Индийские рассказы
Шрифт:
— Ну, несмотря на свою старость, ты все же ребёнок, которого следует поднять и снести вниз по лестнице.
— Тота! Подумай о Тота, господин мой! Ты не умнее любого ребёнка!
Хольден подхватил Амиру на руки и понёс её, смеющуюся, вниз по лестнице; а Тота, которого мать подняла предусмотрительно повыше, открыл глаза и улыбнулся, как улыбаются ангелы.
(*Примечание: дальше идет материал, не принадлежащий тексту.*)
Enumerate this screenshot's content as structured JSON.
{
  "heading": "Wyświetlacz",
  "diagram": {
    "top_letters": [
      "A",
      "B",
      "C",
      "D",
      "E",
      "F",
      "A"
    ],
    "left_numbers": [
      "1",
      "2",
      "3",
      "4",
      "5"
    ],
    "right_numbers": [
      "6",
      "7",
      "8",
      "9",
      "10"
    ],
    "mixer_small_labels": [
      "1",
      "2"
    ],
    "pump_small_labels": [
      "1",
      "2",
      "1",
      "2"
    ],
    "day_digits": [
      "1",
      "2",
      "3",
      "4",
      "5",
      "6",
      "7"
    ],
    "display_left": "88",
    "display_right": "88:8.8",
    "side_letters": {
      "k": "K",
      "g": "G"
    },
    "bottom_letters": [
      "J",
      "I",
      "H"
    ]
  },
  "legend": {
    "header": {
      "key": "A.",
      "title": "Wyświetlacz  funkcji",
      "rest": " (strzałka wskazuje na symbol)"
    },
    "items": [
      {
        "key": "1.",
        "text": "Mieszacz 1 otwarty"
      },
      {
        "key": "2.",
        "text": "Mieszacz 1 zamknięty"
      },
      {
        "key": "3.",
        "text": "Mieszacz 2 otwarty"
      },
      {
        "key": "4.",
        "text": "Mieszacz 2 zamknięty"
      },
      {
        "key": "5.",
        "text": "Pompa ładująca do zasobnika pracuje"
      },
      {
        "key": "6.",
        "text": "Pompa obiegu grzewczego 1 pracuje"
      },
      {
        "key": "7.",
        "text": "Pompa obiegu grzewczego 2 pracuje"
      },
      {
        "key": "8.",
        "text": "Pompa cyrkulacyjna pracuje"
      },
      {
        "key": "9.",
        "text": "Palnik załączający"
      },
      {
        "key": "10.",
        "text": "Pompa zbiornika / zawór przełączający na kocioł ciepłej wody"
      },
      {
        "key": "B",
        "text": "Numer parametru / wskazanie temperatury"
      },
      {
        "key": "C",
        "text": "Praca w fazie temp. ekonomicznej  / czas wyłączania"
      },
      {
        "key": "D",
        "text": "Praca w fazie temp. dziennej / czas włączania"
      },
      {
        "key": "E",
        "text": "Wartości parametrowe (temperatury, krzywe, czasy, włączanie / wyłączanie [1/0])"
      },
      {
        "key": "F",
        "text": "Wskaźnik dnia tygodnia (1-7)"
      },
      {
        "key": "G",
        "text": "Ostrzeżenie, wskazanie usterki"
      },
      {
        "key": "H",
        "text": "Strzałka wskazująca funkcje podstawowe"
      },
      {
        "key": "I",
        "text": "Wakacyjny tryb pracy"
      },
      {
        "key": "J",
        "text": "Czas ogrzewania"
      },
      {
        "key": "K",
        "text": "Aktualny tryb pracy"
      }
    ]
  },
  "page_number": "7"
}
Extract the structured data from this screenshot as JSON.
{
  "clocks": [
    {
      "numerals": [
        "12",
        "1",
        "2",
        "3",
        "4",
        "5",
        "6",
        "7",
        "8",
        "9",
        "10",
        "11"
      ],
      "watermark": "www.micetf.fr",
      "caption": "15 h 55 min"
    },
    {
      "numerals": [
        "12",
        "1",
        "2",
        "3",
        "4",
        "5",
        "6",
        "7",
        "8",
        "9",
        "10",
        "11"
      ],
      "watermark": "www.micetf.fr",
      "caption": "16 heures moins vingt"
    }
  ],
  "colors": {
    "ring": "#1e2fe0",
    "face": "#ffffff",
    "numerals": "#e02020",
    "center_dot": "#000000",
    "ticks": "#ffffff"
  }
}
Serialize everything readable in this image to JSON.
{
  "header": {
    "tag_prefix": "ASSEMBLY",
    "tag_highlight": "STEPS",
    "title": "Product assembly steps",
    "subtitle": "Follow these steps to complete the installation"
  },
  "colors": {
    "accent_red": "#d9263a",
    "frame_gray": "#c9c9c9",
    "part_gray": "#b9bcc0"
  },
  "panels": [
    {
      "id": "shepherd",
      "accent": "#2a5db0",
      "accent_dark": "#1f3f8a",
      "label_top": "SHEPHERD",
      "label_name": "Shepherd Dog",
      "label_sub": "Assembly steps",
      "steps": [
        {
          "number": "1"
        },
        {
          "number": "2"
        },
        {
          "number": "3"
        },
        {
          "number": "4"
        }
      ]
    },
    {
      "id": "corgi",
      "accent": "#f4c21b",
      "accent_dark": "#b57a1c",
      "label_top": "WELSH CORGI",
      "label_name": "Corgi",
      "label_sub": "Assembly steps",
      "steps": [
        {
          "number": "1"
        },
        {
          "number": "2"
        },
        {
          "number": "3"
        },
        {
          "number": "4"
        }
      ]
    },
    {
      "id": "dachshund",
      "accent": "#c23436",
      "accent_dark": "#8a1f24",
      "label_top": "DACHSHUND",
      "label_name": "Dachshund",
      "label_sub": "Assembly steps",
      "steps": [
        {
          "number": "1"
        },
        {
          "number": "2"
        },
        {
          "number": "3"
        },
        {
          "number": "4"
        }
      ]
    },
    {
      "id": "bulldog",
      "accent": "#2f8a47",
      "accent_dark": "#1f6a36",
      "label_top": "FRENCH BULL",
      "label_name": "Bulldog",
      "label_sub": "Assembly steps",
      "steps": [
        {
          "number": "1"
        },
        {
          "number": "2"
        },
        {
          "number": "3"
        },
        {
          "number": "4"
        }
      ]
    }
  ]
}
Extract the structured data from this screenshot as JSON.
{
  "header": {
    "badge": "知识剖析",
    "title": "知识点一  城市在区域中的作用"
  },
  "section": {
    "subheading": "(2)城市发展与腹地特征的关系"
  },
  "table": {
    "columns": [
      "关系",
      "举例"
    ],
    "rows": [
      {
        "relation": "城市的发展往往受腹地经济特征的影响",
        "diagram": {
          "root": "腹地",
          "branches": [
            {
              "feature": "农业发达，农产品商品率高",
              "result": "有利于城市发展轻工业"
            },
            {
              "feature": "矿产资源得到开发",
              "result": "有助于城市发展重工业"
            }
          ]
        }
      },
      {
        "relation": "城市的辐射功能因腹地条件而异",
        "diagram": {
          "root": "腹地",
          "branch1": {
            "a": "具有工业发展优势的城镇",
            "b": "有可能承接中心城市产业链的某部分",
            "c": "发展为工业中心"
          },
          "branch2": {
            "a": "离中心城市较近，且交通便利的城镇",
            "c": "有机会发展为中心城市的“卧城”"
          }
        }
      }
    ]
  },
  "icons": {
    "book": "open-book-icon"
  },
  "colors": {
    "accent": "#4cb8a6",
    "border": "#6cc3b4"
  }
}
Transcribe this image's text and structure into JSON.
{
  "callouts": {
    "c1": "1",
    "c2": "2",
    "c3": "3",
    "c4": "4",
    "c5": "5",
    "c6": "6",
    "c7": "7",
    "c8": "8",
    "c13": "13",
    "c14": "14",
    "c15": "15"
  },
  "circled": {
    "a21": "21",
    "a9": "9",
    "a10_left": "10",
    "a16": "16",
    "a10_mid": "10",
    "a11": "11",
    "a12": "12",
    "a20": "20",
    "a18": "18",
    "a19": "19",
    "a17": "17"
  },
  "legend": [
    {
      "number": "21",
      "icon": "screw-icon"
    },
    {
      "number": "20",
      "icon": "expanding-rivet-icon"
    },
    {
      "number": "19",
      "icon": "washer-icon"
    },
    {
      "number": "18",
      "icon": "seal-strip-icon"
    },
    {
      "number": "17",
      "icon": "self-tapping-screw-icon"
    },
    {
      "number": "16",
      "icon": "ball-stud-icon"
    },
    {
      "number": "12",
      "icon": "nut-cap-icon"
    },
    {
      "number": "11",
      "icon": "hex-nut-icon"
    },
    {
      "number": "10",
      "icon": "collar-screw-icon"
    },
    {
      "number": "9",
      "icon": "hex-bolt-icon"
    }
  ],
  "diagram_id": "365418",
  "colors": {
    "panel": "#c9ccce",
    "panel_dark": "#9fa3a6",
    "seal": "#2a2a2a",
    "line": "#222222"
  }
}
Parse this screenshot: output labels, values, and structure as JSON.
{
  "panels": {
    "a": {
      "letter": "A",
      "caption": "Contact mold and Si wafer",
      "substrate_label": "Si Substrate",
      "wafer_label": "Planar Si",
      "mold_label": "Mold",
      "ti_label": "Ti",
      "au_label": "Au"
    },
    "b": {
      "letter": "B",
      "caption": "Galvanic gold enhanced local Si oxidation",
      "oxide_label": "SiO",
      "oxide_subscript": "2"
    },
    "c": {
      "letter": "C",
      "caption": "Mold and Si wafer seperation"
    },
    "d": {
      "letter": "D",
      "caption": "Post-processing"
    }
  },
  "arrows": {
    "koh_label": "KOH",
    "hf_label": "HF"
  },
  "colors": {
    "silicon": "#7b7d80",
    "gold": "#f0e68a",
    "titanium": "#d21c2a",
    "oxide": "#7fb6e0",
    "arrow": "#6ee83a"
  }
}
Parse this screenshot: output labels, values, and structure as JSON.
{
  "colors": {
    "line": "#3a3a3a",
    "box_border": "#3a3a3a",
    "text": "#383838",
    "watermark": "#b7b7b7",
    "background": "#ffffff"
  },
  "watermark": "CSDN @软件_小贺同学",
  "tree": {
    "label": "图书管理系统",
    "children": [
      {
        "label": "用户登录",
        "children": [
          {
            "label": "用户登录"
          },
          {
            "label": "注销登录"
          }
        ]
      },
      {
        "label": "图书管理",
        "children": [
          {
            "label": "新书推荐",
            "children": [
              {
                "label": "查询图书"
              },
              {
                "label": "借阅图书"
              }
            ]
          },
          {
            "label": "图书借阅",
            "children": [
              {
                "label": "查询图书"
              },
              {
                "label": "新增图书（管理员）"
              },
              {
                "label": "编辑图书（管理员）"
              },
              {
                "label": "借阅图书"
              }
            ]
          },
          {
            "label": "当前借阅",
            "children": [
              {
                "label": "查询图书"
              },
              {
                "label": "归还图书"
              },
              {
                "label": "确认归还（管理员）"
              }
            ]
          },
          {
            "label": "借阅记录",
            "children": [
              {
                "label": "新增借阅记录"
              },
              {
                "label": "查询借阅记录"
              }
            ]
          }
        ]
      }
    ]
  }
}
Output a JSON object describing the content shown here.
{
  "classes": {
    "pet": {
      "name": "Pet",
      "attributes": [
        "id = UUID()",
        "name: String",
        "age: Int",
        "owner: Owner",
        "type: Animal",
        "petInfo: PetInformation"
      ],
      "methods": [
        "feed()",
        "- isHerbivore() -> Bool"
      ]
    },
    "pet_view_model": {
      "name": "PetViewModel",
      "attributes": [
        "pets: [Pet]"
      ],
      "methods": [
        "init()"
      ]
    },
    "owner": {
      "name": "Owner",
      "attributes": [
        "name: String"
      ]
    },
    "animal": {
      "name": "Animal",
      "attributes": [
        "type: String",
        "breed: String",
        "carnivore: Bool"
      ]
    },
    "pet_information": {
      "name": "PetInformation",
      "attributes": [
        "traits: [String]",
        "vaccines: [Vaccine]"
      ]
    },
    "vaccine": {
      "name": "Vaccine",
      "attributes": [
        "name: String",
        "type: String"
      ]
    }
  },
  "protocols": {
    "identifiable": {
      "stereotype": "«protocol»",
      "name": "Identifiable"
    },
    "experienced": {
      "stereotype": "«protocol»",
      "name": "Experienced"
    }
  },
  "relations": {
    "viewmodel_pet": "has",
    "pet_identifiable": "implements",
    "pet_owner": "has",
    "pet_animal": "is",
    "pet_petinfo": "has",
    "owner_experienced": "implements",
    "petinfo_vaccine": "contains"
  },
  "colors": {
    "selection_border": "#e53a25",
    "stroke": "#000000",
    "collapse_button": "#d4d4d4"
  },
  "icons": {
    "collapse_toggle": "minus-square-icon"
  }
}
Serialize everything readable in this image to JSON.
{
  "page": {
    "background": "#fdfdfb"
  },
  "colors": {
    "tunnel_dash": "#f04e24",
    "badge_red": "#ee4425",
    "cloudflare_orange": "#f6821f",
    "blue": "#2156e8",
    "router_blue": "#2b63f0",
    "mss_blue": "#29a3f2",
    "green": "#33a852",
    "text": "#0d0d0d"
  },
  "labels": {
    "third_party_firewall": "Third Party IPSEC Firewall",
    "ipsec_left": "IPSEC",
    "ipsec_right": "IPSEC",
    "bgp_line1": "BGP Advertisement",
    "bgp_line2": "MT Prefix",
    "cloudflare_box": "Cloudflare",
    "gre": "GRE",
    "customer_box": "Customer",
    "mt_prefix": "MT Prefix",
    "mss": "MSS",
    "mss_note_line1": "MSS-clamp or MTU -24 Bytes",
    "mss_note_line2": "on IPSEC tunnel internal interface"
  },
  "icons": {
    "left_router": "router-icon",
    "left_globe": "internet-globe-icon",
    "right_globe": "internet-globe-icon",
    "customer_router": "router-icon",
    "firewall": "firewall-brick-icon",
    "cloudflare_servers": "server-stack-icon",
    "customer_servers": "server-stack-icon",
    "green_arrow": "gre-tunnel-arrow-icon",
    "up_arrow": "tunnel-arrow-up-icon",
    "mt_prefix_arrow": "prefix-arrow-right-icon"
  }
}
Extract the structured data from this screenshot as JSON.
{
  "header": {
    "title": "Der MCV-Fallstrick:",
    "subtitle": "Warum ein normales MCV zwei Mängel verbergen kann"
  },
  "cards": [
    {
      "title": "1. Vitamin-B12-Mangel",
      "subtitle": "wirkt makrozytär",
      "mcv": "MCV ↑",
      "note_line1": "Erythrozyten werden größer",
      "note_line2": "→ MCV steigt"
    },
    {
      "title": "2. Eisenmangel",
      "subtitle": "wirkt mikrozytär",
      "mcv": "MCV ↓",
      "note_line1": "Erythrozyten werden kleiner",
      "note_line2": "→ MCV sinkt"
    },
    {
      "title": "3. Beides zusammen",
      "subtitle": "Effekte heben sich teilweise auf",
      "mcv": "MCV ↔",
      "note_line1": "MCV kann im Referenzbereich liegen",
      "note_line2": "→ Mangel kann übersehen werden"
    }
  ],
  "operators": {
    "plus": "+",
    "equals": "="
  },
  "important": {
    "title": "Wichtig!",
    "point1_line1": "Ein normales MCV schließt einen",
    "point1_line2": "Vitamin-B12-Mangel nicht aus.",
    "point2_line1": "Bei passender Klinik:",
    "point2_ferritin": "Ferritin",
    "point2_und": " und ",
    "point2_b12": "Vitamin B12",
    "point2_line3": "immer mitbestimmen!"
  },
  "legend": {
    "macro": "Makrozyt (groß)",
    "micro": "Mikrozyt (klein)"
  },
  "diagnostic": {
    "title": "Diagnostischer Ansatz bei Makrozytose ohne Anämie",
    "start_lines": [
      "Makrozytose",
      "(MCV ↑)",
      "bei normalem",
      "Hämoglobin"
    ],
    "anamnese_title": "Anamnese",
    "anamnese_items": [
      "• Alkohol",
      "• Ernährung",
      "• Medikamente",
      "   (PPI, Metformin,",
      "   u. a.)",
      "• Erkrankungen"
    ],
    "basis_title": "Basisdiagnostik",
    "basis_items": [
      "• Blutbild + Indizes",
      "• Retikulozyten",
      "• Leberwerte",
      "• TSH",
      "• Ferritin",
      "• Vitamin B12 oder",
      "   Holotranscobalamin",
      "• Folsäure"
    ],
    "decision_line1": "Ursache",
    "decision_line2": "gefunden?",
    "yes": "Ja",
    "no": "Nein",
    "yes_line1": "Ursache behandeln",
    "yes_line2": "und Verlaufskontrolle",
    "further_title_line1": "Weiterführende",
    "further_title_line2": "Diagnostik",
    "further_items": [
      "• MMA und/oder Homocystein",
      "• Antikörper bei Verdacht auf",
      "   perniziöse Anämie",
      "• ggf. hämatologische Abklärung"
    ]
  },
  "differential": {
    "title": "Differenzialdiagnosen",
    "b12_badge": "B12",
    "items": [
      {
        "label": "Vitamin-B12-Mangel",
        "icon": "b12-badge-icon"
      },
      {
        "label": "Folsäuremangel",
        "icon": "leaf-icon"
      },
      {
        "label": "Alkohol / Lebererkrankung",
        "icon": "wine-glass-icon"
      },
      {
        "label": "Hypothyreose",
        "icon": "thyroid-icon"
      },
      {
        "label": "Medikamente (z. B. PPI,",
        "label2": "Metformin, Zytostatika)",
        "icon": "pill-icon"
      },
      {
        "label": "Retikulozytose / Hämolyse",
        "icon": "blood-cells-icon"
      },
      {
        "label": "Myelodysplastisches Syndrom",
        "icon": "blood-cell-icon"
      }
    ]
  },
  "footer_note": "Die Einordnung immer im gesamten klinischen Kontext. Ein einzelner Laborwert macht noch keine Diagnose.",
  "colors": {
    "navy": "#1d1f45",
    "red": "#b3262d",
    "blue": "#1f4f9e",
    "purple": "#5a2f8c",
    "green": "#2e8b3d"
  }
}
Он был тихий ребёнок. Раньше, чем Хольден ясно осознал, что он существует на свете, мальчик превратился в маленького золотистого божка и неоспоримого деспота в доме. То были месяцы полного счастья для Хольдена и Амиры — счастья, удалённого от света, скрытого за деревянными воротами, у которых сторожил Пир Хан. По утрам Хольден исполнял свою работу с громадным сожалением к тем, кто не был так счастлив, как он:
— А сердце у меня на минуту перестало биться от восторга, — говорила Амира.
Потом Тота привлёк животных к участию в своих занятиях — телят, маленькую серую белку и, в особенности, Миан Митту, попугая, которого больно тянул за хвост. Миан Митту кричал, пока не подходили Амира или Хольден.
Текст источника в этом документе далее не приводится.